Les primaires, le pire des systèmes… à l’exception de tous les autres

hilary

Avant-goût des présidentielles, les primaires occupent largement l’espace politique et médiatique. Que ce soit sur les partis, la vie politique aujourd’hui ou le fonctionnement des gouvernements, elles ont des effets non négligeables et sont révélatrices de failles qui peuvent devenir béantes. Première partie de notre analyse sur ces désormais incontournables préélections.

Y en aura-t-il pour le PS et les écologistes ? Et comment se passeront-elles pour Les Républicains ? Je résume les abîmes de réflexion dans lesquels verse la profession médiatique. Une autre question reparaît aussi : les primaires ne tuent-elles pas la vie politique et les partis ? Étrange nostalgie d’un passé pas si glorieux que cela. Tout cela ne nous emmènera pas bien loin.

Ce sont les États-Unis qui, à la fin du XIXe siècle, installent cette formule de sélection des candidats au coeur d’un système franchement présidentiel. Il dure encore et les campagnes primaires de Trump et Clinton ont satisfait à la règle : on bat l’adversaire de son propre camp à grand renfort d’électeurs et l’on s’allie ensuite à lui en reprenant des éléments de son programme – c’est le cas pour Clinton et Sanders –, ou on les envoie au diable – c’est le cas, plus rare, pour Trump.
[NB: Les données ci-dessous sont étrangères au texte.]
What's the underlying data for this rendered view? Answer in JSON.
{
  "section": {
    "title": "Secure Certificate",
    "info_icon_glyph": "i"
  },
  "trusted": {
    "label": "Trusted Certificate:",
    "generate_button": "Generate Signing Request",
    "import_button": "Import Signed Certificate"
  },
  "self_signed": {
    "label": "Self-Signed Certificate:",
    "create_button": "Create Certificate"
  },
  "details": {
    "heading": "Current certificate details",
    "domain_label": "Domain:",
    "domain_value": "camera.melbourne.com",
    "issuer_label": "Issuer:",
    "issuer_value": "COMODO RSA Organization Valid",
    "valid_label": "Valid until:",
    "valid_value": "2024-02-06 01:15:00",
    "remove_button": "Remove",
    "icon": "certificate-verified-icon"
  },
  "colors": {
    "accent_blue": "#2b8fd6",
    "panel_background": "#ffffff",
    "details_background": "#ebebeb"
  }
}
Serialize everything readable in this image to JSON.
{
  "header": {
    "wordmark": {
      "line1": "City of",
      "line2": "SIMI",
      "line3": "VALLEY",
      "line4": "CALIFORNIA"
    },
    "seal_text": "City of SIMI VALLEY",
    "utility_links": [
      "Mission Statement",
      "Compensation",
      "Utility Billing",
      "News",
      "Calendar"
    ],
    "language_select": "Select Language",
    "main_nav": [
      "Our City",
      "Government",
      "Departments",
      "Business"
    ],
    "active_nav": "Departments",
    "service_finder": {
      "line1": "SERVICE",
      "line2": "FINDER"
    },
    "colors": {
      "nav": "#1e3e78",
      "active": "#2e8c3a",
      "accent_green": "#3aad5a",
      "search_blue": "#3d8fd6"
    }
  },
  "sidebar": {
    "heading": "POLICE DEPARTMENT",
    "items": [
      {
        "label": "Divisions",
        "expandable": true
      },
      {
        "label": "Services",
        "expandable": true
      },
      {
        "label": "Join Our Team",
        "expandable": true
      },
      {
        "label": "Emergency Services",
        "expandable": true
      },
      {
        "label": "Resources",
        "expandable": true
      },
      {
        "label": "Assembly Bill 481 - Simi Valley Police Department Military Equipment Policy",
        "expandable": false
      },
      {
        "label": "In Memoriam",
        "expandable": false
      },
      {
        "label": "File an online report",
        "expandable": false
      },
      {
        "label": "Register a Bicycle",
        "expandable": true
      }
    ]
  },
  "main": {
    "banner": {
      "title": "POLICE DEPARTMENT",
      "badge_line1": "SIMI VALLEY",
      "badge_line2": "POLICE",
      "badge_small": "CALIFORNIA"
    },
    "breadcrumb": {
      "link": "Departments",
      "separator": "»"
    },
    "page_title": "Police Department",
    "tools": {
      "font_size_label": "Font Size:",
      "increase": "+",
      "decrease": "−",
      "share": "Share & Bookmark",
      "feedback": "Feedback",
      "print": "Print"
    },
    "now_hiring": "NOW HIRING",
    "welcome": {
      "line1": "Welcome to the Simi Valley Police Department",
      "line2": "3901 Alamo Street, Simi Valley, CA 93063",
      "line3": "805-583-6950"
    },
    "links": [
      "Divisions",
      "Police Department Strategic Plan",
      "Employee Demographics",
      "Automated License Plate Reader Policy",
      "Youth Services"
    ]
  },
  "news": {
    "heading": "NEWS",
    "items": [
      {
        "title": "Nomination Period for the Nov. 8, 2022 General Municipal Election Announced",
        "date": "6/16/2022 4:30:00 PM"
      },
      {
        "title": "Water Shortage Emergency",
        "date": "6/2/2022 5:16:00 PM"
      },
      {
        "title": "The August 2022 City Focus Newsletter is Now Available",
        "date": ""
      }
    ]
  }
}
En France, disons-le tout net, les partis n’ont pas bonne presse. Ils se sont effondrés lors de la défaite de 1940, qui, tant pis pour la réécriture euphorisante souhaitée par M. Fillon, a révélé l’ampleur du désastre français et la pénétration du venin maurrassien. De Gaulle ne les estimait guère et était sans doute plus en accord avec Brossolette, personnage inspiré et héroïque, qui voulait absorber les partis de la IIIe République dans un grand parti de la Résistance. Homme de gauche, il fut exclu de la Section française de l’internationale ouvrière (SFIO)… mais les nazis rendirent l’exclusion inutile. Moulin, héros immense, figure du radicalisme, les associa au sein du Conseil national de la Résistance. De Gaulle le soutint car c’était sa légitimité politique qui était en jeu. Sa raison parlait pour Moulin, mais son coeur était resté avec Brossolette. Dans la débâcle de 1958 et des guerres coloniales (que de débâcles ! et l’on s’étonne de la morosité française…), le retour de de Gaulle signa la capitis deminutio des partis, « expression du suffrage universel » et rien de plus. Et encore fut-ce une concession de de Gaulle faite à Debré. Mendès France, Cassandre inquiète, qui n’aimait ni les partis existants ni l’élection du président au suffrage universel, fut écarté par tous.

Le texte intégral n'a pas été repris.